Ein anderer entscheidender Unterschied war, dass Radiohead einen schlimmen Denkfehler nicht wiederholten, der ihnen bei „Kid A“ und ^4mnesiac“ unterlaufen war. Es gab damals keine fertigen Songs, als die Aufnahmen begannen. Bei den Platten davor hatten die Bandmitglieder immerhin Textblätter von Ybrke bekommen, an denen sie sich beim Verfertigen der Arrangements orientieren konnten, für Kidamnesiac wurde alles bei laufender Bandmaschine erfunden. Eine gute Voraussetzung dafür, neue musikalische Gebiete zu erreichen, aber fatal für Stimmung und Selbstvertrauen der Musiker.
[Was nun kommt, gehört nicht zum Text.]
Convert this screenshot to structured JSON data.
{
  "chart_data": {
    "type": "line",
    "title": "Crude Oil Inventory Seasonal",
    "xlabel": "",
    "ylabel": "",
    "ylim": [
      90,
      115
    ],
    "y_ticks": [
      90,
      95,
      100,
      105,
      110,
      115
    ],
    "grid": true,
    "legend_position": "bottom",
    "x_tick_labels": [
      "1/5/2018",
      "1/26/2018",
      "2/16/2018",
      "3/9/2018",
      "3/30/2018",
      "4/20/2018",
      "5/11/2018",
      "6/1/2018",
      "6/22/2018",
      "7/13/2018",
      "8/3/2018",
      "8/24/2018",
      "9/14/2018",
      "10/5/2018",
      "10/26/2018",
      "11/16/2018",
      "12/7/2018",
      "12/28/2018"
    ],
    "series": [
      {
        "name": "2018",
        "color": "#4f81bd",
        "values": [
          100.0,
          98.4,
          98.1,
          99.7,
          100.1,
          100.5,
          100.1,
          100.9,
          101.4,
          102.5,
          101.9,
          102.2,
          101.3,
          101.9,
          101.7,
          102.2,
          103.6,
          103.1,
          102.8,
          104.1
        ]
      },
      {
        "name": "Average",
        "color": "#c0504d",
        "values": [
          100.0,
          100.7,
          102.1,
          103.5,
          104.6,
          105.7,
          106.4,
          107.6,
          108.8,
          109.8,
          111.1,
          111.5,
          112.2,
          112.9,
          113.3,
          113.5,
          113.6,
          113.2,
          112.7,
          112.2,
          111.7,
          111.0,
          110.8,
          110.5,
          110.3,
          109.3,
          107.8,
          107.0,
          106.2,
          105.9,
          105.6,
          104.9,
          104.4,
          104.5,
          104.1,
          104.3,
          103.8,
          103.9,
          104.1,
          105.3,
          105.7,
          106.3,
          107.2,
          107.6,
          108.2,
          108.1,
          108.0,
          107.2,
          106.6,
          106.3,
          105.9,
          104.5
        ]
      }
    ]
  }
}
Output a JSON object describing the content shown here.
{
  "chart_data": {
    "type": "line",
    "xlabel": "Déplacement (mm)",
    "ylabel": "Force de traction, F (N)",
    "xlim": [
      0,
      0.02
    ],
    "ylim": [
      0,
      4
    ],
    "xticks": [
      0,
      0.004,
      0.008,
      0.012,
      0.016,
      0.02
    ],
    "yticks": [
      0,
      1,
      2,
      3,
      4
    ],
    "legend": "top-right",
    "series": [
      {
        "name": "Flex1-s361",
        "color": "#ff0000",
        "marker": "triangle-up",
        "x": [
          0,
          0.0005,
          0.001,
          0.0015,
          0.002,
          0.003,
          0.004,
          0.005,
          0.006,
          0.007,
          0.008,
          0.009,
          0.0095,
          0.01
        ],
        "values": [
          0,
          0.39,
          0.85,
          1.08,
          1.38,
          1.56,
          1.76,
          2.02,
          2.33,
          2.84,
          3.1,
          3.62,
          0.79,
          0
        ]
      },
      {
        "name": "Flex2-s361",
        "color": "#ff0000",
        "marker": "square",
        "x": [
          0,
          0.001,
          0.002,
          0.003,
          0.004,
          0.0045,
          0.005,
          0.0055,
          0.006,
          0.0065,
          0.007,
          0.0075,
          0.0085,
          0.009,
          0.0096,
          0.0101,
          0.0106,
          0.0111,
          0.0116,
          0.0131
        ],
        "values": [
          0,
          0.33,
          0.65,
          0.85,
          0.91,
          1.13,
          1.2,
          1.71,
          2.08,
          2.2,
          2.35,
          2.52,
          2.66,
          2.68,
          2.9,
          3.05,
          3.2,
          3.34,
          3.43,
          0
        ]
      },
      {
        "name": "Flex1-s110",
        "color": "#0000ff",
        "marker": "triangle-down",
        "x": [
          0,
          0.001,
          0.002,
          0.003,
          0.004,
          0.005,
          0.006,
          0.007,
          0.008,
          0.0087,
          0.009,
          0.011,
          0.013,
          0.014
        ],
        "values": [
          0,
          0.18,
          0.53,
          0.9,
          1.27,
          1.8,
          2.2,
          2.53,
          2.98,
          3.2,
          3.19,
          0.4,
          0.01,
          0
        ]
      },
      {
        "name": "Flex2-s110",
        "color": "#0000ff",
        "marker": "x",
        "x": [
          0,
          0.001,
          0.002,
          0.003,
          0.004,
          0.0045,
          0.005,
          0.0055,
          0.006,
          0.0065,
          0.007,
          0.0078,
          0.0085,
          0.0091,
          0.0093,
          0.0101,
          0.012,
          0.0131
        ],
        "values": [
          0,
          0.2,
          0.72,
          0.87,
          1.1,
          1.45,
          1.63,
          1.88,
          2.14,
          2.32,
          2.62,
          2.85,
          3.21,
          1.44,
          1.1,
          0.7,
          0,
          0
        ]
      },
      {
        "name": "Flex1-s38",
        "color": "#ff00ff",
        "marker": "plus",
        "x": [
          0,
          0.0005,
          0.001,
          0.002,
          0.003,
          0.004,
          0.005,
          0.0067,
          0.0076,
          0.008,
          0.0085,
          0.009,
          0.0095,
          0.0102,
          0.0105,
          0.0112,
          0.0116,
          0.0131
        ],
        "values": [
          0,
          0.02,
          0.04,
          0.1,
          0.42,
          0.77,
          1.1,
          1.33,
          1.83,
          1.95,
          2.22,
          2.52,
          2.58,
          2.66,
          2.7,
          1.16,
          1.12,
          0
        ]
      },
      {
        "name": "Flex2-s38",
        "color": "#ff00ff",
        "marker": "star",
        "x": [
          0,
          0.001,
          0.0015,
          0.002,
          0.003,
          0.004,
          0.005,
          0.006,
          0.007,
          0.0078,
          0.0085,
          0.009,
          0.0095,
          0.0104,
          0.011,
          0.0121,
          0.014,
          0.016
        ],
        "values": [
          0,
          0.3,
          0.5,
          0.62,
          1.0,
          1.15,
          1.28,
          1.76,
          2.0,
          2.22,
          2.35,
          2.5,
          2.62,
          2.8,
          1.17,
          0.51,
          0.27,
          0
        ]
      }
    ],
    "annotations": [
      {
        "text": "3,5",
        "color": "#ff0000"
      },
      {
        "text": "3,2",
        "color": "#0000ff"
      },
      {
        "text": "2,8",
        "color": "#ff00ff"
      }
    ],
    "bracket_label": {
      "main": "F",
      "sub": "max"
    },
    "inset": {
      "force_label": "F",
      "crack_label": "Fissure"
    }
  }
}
„Hail To The Thief war wiederum komplett vorkomponiert, Yorke hatte seine Demos auf CD gebrannt und verteilt. „Myxomatosis“ war hier schon so weit ausgearbeitet, dass man für die Platte das Original-Drumloop von Yorkes Testversion übernahm. Die charakteristische, schwere Basslinie allerdings (gleichzeitig von Synthesizer, Bass und Gitarre gespielt) kam bei den Proben dazu, weil die Band schneller als sonst feststellen konnte, dass da noch etwas fehlte. Von Mai bis Mitte Juli 2002 wurde ausschließlich im Landhaus geprobt, aber kein Ton aufgenommen. Dann gingen Radiohead auf eine kleine Tournee durch Spanien und Portugal, gekrönt vom Headliner-Auftritt beim Benicassim-Festival. Als sie im September mit Nigel Godrich in die Ocean Way Studios in Los Angeles gingen, um mit „Hail To The Thief“ anzufangen, konnten sie ihr Zeug im Schlaf.
Zwei Wochen L.A., danach sechs Wochen im gemachten Nest in Oxfordshire. Für Radiohead-Verhältnisse die Länge einer B-Seiten-Session. Kurz vor Weihnachten war die Arbeit offenbar so launig, dass man die Fans mit einer nächtlichen Internet-LiveÜbertragung erheiterte, bei der nicht näher identifizierte Mitglieder zeitweise Masken von George W. Bush und Saddam Hussein trugen. „Das kollektive Selbstvertrauen war so intensiv spürbar, wie ich es noch nie erlebt habe“, erinnert sich O’Brien. „Natürlich haben wir manche Lieder bis zu 15 Mal wiederholt, weil wir dachten, dass es bei den Proben besser geklungen hatte. Aber die Stimmung war so: Wir schaffen das, kein Zweifel. Nach vier oder fünf Mal haben wir halt eine Pause gemacht, ganz entspannt.“ Vor allem eine Frage von Autosuggestion, meint Selway: „Wenn man daran glaubt, dass die anderen einen machen und rumprobieren lassen und einen nicht unter Druck setzen, geht alles viel schneller. Es ist wieder so, dass jeder von uns das musikalische Territorium des anderen respektiert.“
Was sie wohl gehört haben in der Zeit? Eine Vermutung: Boards Of Canada. Can. Aphex Twin. Etwas weniger Mingus vielleicht Und vor allem: Radiohead. Das Elegische, Gruselige, Ätherische, Blubbernde, zerhackt Rockende auf „Hail To The Thief (ein Zitat aus dem Slogan „Hail to the thief, our Commander in chief‘, mit dem amerikanische Demonstranten die Einsetzung George W. Bushs als Präsident kommentierten) erinnert so unmittelbar an Stücke aus anderen Radiohead-Stücken – und so, wie sie erzählen, kriegt man den Eindruck, die Herstellung dieser Platte habe zuförderst den Zweck gehabt, die verzettelte Band Radiohead wieder ganz gesund zu machen und in der wirklichen Welt zu verankern. Was nicht heißt, dass man Spaß und Erleichterung auch hört. „Es gibt einige wunderbar komische und alberne Momente auf dem Album!“ jubelt Ed O’Brien. Echt? Das Vampir-Lied, die Sache mit den gehäuteten Katzen, die Kannibalismus-Angelegenheit?
„Wir können uns in Zukunft ja als Clowns verkleiden und rote Nasen tragen“, sagt Colin Greenwood, „dann merkst du’s vielleicht“
Radiohead beklagen sich nicht darüber, dass die Leute sie zu ernst nehmen. Das wäre auch blöd, denn sie sind selbst schuld daran.